Outside of inattentive ADHD, the neuropsychiatrist said she felt comfortable diagnosing me with something that’s somewhat controversial because it’s not yet in the DSM (The Diagnostic and Statistical Manual of Mental Disorders, basically the guidebook for neuropsychiatry and psychology) but that she felt fit me rather well. It’s called Nonverbal Learning Disorder, and it basically does the opposite of what it says on the tin: people with NVLD are excellent at verbal expression and comprehension but really struggle with almost everything else about learning and existing, especially things in a visual/spatial context and things in a social context. People with NVLD tend to be very well written and well spoken but they also tend to be clumsy and not understand a lot of social cues or rules (like rules that might define professionalism in the workplace, for example). So for example, someone with NVLD might be able to write you the most beautiful letter you’ve ever read but then will get completely turned around trying to get to your house because they couldn’t read a map. They have extensive vocabularies but get tied up when it comes to puzzles and math. They express themselves beautifully but don’t read between the lines of a conversation.

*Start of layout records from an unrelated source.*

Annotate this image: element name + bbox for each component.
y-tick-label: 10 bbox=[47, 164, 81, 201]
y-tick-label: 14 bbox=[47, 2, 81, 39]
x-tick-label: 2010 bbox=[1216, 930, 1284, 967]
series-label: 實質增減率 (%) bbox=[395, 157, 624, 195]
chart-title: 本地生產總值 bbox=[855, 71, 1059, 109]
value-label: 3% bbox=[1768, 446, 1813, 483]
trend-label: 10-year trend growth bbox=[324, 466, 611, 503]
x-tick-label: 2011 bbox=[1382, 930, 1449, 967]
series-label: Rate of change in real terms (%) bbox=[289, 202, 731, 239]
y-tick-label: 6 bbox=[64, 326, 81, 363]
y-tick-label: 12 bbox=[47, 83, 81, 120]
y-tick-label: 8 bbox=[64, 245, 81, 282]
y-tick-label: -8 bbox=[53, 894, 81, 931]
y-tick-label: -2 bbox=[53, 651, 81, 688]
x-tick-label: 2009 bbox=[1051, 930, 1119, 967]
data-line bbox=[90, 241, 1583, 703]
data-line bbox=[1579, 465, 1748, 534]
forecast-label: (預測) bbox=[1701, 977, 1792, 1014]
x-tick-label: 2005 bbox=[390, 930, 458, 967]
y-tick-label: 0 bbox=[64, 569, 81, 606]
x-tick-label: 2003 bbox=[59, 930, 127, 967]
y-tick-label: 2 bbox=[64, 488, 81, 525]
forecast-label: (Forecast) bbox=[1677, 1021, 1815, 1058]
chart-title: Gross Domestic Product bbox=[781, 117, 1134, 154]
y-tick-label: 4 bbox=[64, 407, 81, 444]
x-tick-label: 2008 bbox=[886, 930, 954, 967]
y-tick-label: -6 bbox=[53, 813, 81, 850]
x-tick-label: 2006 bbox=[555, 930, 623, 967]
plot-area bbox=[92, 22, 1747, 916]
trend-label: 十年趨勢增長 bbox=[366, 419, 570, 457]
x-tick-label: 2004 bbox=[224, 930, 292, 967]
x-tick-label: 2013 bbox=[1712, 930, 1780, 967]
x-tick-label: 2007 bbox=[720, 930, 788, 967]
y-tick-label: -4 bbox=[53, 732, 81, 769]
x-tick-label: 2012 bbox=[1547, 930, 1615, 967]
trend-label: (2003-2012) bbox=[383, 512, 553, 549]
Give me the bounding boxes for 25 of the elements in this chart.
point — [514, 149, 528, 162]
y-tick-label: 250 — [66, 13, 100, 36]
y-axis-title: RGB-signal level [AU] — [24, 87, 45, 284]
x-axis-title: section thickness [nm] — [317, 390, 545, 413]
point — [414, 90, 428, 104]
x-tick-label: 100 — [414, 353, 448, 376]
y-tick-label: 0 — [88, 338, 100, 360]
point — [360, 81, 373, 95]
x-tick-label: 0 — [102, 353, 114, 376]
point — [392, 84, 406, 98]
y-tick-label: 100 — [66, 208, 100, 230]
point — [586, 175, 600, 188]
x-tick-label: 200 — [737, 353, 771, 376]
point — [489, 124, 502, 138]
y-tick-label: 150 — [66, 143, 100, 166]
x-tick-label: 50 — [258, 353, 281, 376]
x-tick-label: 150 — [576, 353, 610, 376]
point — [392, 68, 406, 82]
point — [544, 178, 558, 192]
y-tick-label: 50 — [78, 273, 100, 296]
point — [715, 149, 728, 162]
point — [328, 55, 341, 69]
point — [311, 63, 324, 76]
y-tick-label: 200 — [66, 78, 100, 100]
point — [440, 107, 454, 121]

NVLD is a disorder that’s come up a lot more frequently since Asperger’s Syndrome was removed as a potential diagnosis for people who have similar symptoms. It’s often an alternative to an autism diagnosis when neuropsychiatrists look at autism from a framework of always meaning a struggle with communication and excellence in visual and spatial (and often mathematical) fields. And at the same time, it’s often comorbid with ADHD, autism, and a whole host of other learning disorders. 

And I guess I’m of two minds about it. On the one hand, I do feel like the NVLD covers a LOT of my issues when it comes to schoolwork and work work. It’s something I wish I could have on a piece of paper and take back to my high school trigonometry teacher and shove it in his face, like, “SEE???” It makes my learning methods make sense, where I’m not necessarily bad at things that aren’t language, but where language is concerned, I utterly soar while with everything else, I stroll along at a normal pace. 

But I also don’t think either the ADHD diagnosis or the NVLD diagnosis cover everything. I still don’t have a lot in the way of talking about my sensory difficulties, how I can’t talk in loud restaurants or how wearing socks makes paying attention five thousand times harder. While I’m not as rigid as either of my sons (because heaven forbid our daily schedule look even slightly different for either of them), I do get tense when things change unexpectedly, more tense than you’d expect someone without specific neurodivergences to get. I think that I am autistic, and while the NVLD may be a more specific flavor of that autism, it’s autism just the same.

The thing was, too, that the neuropsychiatrist explicitly said that she wasn’t qualified to diagnose me with autism anyway, that she didn’t have the necessary training to recognize that, particularly in an adult. So whether or not I am autistic remains something of a mystery that I don’t really have an answer for, and that is, in no small part, because of the way health insurance functions in this country.

But I have some answers. Some labels. I can request specific accommodations that will help me in specific ways. I know that I’m not simply bad at being a person, just my brain is operating on a different system, and while that may be a disability (and it is, in a lot of ways), it also gives me something of better insight into who I am, why things in my life have happened the way they have, and what to expect going forward.

And that’s not the worst outcome by a long shot.